А теперь, отказавшись играть роль и блистать любой ценой, она радовалась, что сможет выразить все, что ее волнует. Она отодвинула в сторону амбиции и полностью посвятила себя служению идеям, что хотела донести до людей. Искренне обратившись к ним, она избавилась от робости.
– Меня зовут Алиса, с отцом Жереми мы дружим с детства. Хотя я много раз наблюдала, как он служит мессу, я все-таки не уверена, что смогу соблюсти все каноны, но…

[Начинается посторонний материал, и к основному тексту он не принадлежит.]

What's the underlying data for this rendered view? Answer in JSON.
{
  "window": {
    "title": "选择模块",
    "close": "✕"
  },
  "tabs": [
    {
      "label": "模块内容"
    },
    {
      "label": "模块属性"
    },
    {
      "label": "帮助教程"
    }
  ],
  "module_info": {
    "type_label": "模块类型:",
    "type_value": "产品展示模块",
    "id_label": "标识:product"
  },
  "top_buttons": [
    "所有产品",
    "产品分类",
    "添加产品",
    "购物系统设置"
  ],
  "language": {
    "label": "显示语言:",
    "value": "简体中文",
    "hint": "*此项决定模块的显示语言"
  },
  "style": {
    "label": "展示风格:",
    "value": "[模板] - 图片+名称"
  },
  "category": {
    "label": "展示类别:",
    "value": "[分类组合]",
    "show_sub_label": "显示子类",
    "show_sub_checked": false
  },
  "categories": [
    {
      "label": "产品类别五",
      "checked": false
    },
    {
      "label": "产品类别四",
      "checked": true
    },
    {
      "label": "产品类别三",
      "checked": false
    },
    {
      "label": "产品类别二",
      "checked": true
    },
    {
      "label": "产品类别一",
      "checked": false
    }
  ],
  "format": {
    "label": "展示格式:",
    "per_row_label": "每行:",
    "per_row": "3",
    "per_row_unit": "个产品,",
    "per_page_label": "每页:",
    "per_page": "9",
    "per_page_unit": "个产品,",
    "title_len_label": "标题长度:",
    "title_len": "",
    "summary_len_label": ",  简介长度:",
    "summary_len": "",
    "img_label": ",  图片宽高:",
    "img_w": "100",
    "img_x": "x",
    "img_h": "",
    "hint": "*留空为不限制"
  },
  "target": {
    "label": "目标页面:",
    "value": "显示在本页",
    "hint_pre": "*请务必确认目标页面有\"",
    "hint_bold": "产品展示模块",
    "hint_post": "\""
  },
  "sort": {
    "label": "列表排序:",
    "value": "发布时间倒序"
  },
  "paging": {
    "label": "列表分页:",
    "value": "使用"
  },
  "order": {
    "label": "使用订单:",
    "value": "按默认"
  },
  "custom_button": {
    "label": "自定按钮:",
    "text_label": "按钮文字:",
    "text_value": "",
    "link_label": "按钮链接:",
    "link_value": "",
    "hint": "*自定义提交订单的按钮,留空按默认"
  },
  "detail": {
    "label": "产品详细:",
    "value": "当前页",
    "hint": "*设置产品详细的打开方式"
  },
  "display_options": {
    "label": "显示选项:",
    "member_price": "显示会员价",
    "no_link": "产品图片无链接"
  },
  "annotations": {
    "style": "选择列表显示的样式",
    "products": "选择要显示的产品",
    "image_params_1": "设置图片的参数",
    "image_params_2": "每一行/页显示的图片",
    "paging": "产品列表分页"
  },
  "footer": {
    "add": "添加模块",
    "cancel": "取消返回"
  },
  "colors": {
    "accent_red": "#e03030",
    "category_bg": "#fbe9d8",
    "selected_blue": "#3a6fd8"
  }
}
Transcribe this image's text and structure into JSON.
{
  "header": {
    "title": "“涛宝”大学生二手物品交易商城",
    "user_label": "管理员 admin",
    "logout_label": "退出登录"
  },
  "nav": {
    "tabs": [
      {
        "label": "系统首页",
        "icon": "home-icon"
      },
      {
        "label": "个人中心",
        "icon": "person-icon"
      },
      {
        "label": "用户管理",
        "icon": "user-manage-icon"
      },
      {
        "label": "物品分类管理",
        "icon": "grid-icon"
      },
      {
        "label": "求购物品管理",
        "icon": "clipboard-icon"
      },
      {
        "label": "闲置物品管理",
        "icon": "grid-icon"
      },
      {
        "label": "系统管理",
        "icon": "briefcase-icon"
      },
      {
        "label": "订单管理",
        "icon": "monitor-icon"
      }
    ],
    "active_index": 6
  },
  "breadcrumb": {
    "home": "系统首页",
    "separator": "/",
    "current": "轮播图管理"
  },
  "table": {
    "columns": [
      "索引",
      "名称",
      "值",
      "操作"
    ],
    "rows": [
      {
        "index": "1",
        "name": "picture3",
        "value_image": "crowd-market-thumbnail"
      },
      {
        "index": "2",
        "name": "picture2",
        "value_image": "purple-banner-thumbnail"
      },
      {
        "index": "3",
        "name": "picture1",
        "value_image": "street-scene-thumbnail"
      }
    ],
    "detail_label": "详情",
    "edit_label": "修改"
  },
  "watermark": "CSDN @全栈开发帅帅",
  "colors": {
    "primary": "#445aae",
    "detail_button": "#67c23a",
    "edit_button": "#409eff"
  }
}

– Да вы в Бога-то веруете?
Зычный голос нарушил тишину, и его раскаты пронеслись по всему храму. Внезапно остановленная в своем порыве, Алиса взглянула налево, откуда раздался вопрос, но не разглядела того, кто мог бы его задать. Судя по голосу, ему было лет шестьдесят. Это наверняка кто-то из соседей, знавших, что ее семья настроена атеистически…
В смущении Алиса начала подбирать слова, промедление вызвало новую волну шепота.

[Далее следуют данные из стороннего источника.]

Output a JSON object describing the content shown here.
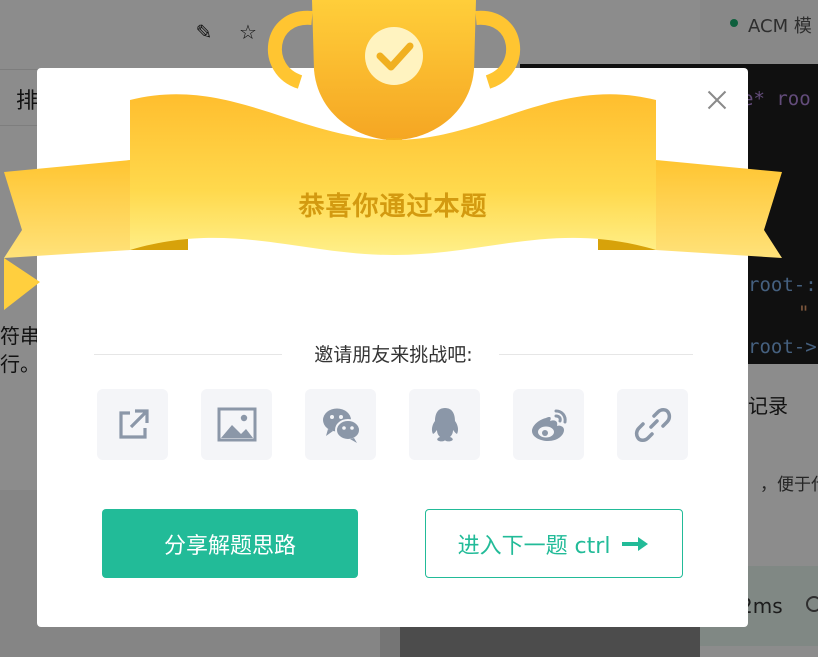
{
  "background": {
    "tab_text": "排",
    "acm_label": "ACM 模",
    "left_text_line1": "符串",
    "left_text_line2": "行。",
    "code_line1": "e* roo",
    "code_line2": "root-:",
    "code_line3": "\"",
    "code_line4": "root->",
    "records_label": "记录",
    "convenient_text": "，便于代",
    "runtime_text": "2ms"
  },
  "modal": {
    "title": "恭喜你通过本题",
    "invite_text": "邀请朋友来挑战吧:",
    "share_buttons": [
      {
        "name": "external-share",
        "icon": "external-link-icon"
      },
      {
        "name": "image-share",
        "icon": "image-icon"
      },
      {
        "name": "wechat-share",
        "icon": "wechat-icon"
      },
      {
        "name": "qq-share",
        "icon": "qq-icon"
      },
      {
        "name": "weibo-share",
        "icon": "weibo-icon"
      },
      {
        "name": "link-share",
        "icon": "link-icon"
      }
    ],
    "share_solution_label": "分享解题思路",
    "next_problem_label": "进入下一题 ctrl"
  },
  "colors": {
    "primary": "#22bb98",
    "gold": "#f5b920",
    "title_gold": "#d39a10"
  }
}
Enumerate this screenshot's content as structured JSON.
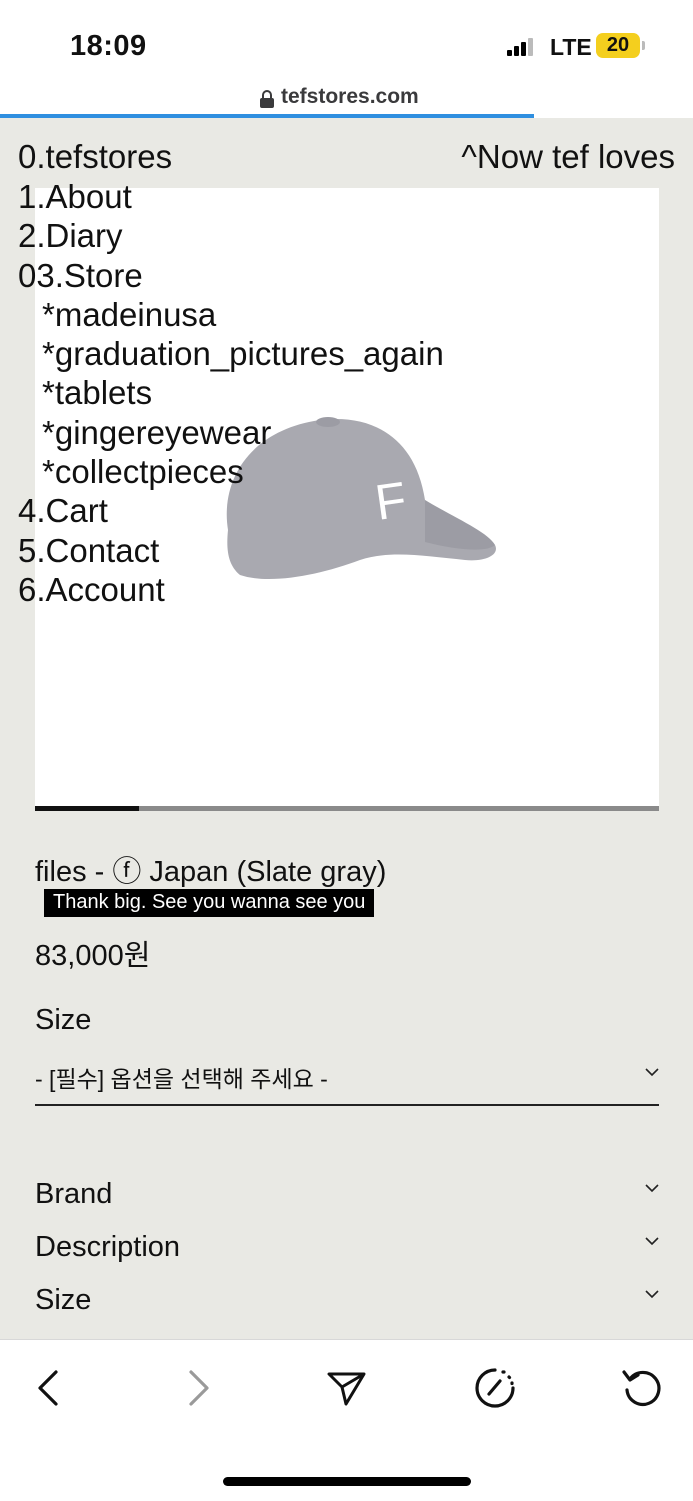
{
  "status": {
    "time": "18:09",
    "carrier": "LTE",
    "battery": "20",
    "battery_color": "#f4cf1e"
  },
  "browser": {
    "url": "tefstores.com",
    "load_progress": 0.77,
    "accent": "#2f8fe0"
  },
  "site": {
    "logo": "0.tefstores",
    "tagline": "^Now tef loves",
    "menu": [
      {
        "label": "1.About"
      },
      {
        "label": "2.Diary"
      },
      {
        "label": "03.Store"
      },
      {
        "label": "*madeinusa"
      },
      {
        "label": "*graduation_pictures_again"
      },
      {
        "label": "*tablets"
      },
      {
        "label": "*gingereyewear"
      },
      {
        "label": "*collectpieces"
      },
      {
        "label": "4.Cart"
      },
      {
        "label": "5.Contact"
      },
      {
        "label": "6.Account"
      }
    ]
  },
  "product": {
    "image_icon": "baseball-cap-image",
    "cap_color": "#a9a9b0",
    "gallery_position": 0.167,
    "title": "files - ⓕ Japan (Slate gray)",
    "note": "Thank big. See you wanna see you",
    "price": "83,000원",
    "size_label": "Size",
    "size_select_value": "- [필수] 옵션을 선택해 주세요 -"
  },
  "accordion": [
    {
      "label": "Brand"
    },
    {
      "label": "Description"
    },
    {
      "label": "Size"
    }
  ],
  "toolbar": {
    "icons": [
      "back-icon",
      "forward-icon",
      "share-icon",
      "speed-icon",
      "reload-icon"
    ]
  }
}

Она снова посмотрела туда, откуда послышался незнакомый голос.
– А вы скажите мне, кто такой Бог, и я отвечу, верю ли в Него.
По нефу опять прокатился гул, затем наступила тишина.
Все обернулись к человеку, задавшему вопрос.
Но ответа не последовало. Тот, кто так резко перебил Алису, видимо, был неспособен дать определение Богу.
Алиса, воодушевившись, снова ринулась в бой:
– Довольно долго я считала себя атеисткой, но потом мне открылось значение слов Иисуса, которого ныне считаю великим мудрецом. Я испытала Его заповеди на практике – и меня потрясло то, что я пережила. Тогда я осознала, что Его наставления ведут к освобождению от эго, и в те редкие моменты, когда мне это удавалось, я прикасалась к иной реальности. К миру, где больше не надо лихорадочно искать независимости, свободы от других, потому что я связана с ними, составляю единое целое с людьми, со Вселенной, со всем на свете. Возможно, это и есть то, что Иисус называл «Царствием Небесным»? Может быть, это было прикосновение к Божественному началу, что заложено в нас самих? Я часто слышала: глубоко в нас кроется грех. Сегодня я знаю, что это ерунда: внутри нас таится Божественность. А грех – это то, что нас отвращает от нее. Но тогда существует ли Бог? Меня всегда забавляла мысль о всемогущем бородатом старике, что сидит на облаке.
Евреи, несомненно, правы, когда отказываются именовать Бога. Дать имя – значит создать в сознании образ, персонифицировать то, что не является личностью, перевести нематериальное понятие на материальный уровень. Простое слово «Бог» заставляет подумать о совершенно реальной персоне, наделенной абсолютной властью, которая распоряжается всем на свете, от рождения до смерти, влияет на судьбу каждого создания и на ход светил. В это я поверить не могу.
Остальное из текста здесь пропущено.